STAREAST 2013 Keynote: Surviving or Thriving: Top Ten Lessons for the Professional Tester, with Lloyd Roden

Beth Romanik's picture

Lloyd Roden, with Lloyd Roden Consultancy, first stated the obvious to the standing-room only audience: He's a Brit. The accent gave it away.

Lloyd launched into his keynote session by talking about the negative connotations the word "survival" has. It usually means just getting by, like someone struggling to survive the winter. Instead, he wants software professionals to thrive, a word that has a much more positive influence. He wants people in the software industry to work toward creating progress in their careers, to grow, and to be happy in their jobs. He gives ten ways testers can try to truly thrive.

1. Tailor your test documentation and use modern technology. Lloyd says creating detailed test scripts are often boring, and he thinks the industry needs to change and make this process quicker and more engaging. The test environment is also important: Employees need to feel comfortable and have the materials required to do their jobs.

2. Use test design techniques as a review technique. By applying basic techniques, you can challenge and clarify a spec. Lloyd says if you don't do that early, a developer will come along and say, "Oh, I know just what they want," and that's often incorrect.

3. Provide management with feedback on decisions that they make. It's our responsibility to provide information for cruicial decisions. Lloyd says employees are affected by decisions management makes, but it's rare that anyone goes back and tells management whether the decisions were right or wrong. Lloyd also noted that whenever a manager asks if something can go live today, the answer is always yes. But testers should start qualifying that answer with "Yes, but if we wait an extra week, our testing can be much more effective and we will save the company money and the customers frustration." Be proactive!

4. Learn to be a weather person. Testers need to use statistics to derive correlations that will give useful information. Lloyd says that if a tester runs fifty tests, twenty could pass, and thirty have bugs. Reporting that information is just like saying, "It's cloudy outside right now." Useless. Learn to project from that information and try to forecast what that will mean for test cases, such as saying, "If we continue at this rate of defects, we won't make our sprint deadline." Just like a weather person, your predictions won't always be correct, and that won't always make you well-liked, but you won't lose your job over it!

5. Test the testers' tests. Testing is quality control on development, but who's doing quality control on the testers? Lloyd says to try an experiment: Testers should ask developers to put one hundred bugs in their software on purpose. If testers find forty of them, you know you're only being 40 percent effective. Work with developers to find out what wasn't found and why.

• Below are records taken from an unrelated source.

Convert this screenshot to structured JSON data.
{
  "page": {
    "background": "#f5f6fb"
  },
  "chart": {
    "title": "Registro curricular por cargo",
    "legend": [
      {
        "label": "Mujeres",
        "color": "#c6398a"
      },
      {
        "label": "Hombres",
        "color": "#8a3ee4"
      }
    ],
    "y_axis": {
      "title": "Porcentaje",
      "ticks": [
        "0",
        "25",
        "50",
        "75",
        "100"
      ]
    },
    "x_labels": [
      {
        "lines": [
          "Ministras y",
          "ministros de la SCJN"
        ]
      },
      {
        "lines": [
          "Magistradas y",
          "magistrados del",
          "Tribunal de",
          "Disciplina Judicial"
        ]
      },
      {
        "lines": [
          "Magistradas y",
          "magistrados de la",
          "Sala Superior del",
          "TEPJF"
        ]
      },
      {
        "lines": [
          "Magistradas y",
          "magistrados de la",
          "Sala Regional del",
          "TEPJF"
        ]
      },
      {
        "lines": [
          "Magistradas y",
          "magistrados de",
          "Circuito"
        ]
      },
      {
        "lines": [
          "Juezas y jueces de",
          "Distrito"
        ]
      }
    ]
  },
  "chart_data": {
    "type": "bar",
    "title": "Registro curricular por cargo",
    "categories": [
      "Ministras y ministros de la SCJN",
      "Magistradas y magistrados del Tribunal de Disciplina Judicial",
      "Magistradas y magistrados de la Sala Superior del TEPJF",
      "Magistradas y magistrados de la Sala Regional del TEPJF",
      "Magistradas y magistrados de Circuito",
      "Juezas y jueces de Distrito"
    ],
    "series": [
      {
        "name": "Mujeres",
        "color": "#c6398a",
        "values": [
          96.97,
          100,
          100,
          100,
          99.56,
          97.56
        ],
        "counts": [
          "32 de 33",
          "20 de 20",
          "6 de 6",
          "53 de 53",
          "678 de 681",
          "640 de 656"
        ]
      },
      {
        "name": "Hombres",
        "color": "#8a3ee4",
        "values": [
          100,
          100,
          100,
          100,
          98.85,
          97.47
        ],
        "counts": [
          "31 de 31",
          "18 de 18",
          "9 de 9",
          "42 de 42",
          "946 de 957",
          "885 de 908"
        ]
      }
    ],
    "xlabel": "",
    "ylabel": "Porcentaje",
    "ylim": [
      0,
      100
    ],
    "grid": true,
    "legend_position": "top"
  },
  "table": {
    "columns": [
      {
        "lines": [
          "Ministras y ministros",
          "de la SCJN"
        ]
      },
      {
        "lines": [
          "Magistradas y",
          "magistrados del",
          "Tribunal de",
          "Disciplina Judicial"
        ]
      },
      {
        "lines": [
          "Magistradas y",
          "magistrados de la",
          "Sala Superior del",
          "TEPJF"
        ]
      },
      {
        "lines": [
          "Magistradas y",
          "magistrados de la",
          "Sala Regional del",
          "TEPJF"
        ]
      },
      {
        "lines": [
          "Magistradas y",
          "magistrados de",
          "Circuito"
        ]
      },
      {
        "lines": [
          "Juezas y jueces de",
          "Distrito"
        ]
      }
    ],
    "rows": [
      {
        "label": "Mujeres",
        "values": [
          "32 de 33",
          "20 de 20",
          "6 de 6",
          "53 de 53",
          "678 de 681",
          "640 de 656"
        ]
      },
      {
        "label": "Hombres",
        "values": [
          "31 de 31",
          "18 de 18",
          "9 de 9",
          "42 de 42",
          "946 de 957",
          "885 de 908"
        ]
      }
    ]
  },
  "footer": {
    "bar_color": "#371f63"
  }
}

Do managers have the frame of mind that anyone can do software testing, or are there "quality gates" that filter out applicants and make sure a tester is good enough to join the team?

6. Make your test environment the strongest link. Weak, volatile, messy, or out-of-date environments are unreliable and lead to corrupt data. Recognize if testers have issues with hardware. Reuse your tests as much as possible. Improve efficiency with a limited number of tests. Data are an integral part of your environment. Offset your manual footprint by automating as much as you can, but don't lose your testing skills. And grow your experts. If you ignore your environment, bugs will breed.

7. Stand out and be different. Not your team, not your company—what makes YOU different? Someone else could be cheaper, or a job could be outsourced. Create your unique selling point. It could be collaboration or integrity or expertise or estimating quality. (On the idea of estimating quality, he underscored the fact that not all projects can be improved or sped up by adding more people to the team. "Nine women cannot have a baby in one month." Awesome.)

8. Become a pioneer (or explorer), not a settler or outlaw. Pioneers are researchers who come up with ideas, some of which are crazy, some of which are good. Think Steve Jobs. Explorers take the ideas and flesh them out. These R&D people challenge the ideas and put the worthy ones into practice. Settlers follow the crowd—these are the majority of people, none of whom seem to have a mind of their own. Outlaws are pessimistic and look back in the past. Lloyd says that, sadly, most outlaws are one-time pioneers who failed: They had too many crazy ideas shut down and became cynical. Don't let this happen to you.

9. Believe in yourself. Low self-esteem can eat away at you. Reignite your passion for testing and remember why you got into it. You can't win every battle, so pick your fights. See change as an opportunity, not a threat. Create good habits and set daily goals.

10. Take time to sharpen your axe. Be brave and try new experiences. Enjoy the little things in life. And become a champion in what you do.

Do you want to simply survive? Or do you want to thrive and have passion in your job?